Latest revision as of 20:33, 28 November 2021

Logical circuit for D/B converting

A number generator  $Z$  supplies decimal values in the range  $1$  to  $15$.

  • These are converted into binary numbers  (block outlined in red).
  • The output consists of the four binary values  $A$,  $B$,  $C$  and  $D$  with decreasing significance.
  • For example  $Z = 11$  delivers the binary values
$$ A = 1, \ B = 0, \ C = 1, \ D = 1. $$

Set-theoretically,  this can be represented as follows:

$$ Z = 11\qquad\widehat{=}\qquad A \cap\overline{ B} \cap C \cap D.$$

Three more Boolean expressions are formed from the binary quantities  $A$,  $B$,  $C$  and  $D$  and their union set is denoted  $X$ :

\[ U = A \cap \overline{D} \]
\[ V = \overline{A} \cap B \cap \overline{D} \]
$$W,\; {\rm where} \; \, \overline{W} = \overline{A} \cup \overline{D} \cup (\overline{B} \cap C) \cup (B \cap \overline{C}). $$
  • Note that  $Z = 0 \ ⇒ \ A = B = C = D = 0$  is already excluded by the number generator.
  • Note also that not all input quantities  $A$,  $B$,  $C$  and  $D$  are used to calculate all intermediate quantities  $U$,  $V$  and  $W$,  resp.



Hints:

  • The exercise belongs to the chapter  Set theory basic.
  • The topic of this chapter is illustrated with examples in the (German language) learning video: 
"Mengentheoretische Begriffe und Gesetzmäßigkeiten"   ⇒   "Set-theoretical terms and laws".



Questions

1

Which statements are true regarding the random variable  $U$?

$U$  contains two elements.
$U$  contains four elements.
The smallest element of  $U$  is  $4$.
The largest element of  $U$  is  $14$.

2

Which statements are true regarding the random variable  $V$?

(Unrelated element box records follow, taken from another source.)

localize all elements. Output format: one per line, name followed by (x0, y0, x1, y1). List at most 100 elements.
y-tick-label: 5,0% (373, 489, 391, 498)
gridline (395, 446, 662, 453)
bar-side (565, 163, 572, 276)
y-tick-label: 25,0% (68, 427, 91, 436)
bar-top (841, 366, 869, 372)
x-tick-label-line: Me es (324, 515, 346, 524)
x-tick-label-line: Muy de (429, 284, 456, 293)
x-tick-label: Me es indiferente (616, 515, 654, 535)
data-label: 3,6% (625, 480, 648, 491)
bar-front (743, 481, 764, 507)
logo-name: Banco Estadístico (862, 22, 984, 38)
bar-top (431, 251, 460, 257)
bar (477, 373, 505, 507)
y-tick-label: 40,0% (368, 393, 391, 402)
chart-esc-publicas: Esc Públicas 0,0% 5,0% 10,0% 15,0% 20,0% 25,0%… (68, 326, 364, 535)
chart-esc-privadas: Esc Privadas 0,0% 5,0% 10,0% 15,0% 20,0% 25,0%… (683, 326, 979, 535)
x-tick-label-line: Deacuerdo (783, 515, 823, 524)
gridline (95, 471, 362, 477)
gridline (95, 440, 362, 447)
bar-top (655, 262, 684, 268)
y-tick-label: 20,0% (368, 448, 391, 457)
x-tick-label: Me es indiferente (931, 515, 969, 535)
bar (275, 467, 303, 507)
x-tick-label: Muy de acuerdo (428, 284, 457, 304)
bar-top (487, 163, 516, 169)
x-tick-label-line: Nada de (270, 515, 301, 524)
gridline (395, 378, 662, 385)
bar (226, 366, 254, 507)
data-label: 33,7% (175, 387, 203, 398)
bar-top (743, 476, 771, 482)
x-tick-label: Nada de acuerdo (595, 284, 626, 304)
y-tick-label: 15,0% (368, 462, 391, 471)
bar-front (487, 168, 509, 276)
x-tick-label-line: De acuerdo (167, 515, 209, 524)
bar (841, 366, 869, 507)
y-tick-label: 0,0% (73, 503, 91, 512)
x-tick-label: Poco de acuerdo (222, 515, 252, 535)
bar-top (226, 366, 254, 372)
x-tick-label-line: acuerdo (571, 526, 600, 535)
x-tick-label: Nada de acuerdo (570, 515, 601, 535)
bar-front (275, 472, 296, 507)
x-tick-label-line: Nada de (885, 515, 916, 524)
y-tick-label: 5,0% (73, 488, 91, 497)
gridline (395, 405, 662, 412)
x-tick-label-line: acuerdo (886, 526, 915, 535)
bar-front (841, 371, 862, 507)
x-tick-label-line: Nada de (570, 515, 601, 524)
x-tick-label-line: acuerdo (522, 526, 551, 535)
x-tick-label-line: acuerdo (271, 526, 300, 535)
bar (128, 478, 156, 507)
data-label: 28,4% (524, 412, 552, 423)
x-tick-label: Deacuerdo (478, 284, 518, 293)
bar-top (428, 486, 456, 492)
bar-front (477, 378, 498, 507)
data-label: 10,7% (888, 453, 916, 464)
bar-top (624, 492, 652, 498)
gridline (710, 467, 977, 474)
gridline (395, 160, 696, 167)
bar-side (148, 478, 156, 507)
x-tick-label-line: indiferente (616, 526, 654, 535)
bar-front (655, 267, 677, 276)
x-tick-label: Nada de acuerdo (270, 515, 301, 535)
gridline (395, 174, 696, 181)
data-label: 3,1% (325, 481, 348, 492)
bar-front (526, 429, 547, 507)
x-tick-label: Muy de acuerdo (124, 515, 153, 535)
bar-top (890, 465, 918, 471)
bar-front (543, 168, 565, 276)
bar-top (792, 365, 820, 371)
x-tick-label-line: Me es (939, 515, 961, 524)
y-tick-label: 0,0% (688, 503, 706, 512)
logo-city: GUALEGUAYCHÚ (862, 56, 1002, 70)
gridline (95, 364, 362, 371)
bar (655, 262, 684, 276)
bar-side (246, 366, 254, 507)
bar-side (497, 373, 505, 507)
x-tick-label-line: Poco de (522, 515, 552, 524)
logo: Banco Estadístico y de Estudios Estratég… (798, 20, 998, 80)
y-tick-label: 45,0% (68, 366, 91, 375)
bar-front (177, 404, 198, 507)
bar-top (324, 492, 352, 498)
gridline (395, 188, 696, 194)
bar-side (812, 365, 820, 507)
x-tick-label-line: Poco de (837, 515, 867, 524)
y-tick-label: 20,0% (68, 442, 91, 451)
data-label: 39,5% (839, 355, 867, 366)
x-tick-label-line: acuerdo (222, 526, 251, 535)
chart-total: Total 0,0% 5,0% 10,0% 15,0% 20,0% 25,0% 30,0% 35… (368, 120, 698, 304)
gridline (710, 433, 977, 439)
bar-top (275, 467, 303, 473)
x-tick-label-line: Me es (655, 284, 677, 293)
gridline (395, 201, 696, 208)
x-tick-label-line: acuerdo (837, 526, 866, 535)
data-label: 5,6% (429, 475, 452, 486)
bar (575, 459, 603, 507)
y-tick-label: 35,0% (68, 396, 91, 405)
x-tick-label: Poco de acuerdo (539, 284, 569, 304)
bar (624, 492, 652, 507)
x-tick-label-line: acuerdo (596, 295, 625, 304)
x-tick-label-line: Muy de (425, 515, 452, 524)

$V$  contains two elements.
$V$  contains four elements.
The smallest element of  $V$  is  $4$.
The largest element of  $V$  is  $14$.

3

Which statements are true regarding the random variable  $W$?

$W$  contains two elements.
$W$  contains four elements.
The smallest element of  $W$  is  $4$.
The largest element of  $W$  is  $14$.

4

Which statements are true regarding the random quantity  $P$ ?

$P$  contains all powers of two.
$P$  contains all prime numbers.
$P$  describes the empty set  $\phi$.
$P$  is identical with the universal set  $G = {1,2, \ \text{...} \ , 15}$.


Solution

(1)  The event  $U$  contains

  • those numbers greater/equal to eight  $(A = 1)$, 
  • which are even  $(D = 0)$:  $8, 10, 12, 14$  


⇒  Proposed solutions 2 and 4  are correct.


(2)  The event  $V$  consists of the two numbers  $4$  (binary 0100) and  $6$  (binary 0110)   ⇒   The correct solutions are 1 and 3.


Auxiliary Venn diagram

(3)  For the event  $W$,  de Morgan's theorem holds:

$$\overline W = \overline A \cup \overline D \cup (\overline B \cap C) \cup (B \cap \overline C) \hspace{0.3cm} \Rightarrow \hspace{0.3cm} W = \overline{\overline W} = A \cap D \cap (\overline{\overline B \cap C}) \cap (\overline{B \cap \overline C}).$$
  • Using de Morgan's theorems,  it further follows:
$$ W = A \cap D \cap (B \cup \overline C) \cap (\overline B \cup C).$$
  • Finally,  using the Boolean relation  $(B \cup \overline C) \cap (\overline B \cup C) = (B \cap C) \cup (\overline B \cap \overline C)$  we obtain  (see sketch):
$$W = (A \cap B \cap C \cap D) \cup (A \cap \overline B \cap \overline C \cap D).$$
  • Thus,  $W$  contains the numbers  $15$  and  $9$    ⇒   only the  proposed solution 1  is correct.


(4)  The union of  $U$,  $V$  and  $W$  contains the following numbers:   $4, 6, 8, 9, 10, 12, 14, 15$.

  • Accordingly, the set  $P$  as the complement of this union is:  
$$P = {\{1, 2, 3, 5, 7, 11, 13\}}.$$
  • These are exactly the prime numbers which can be represented with four bits   ⇒   Proposed solution 2.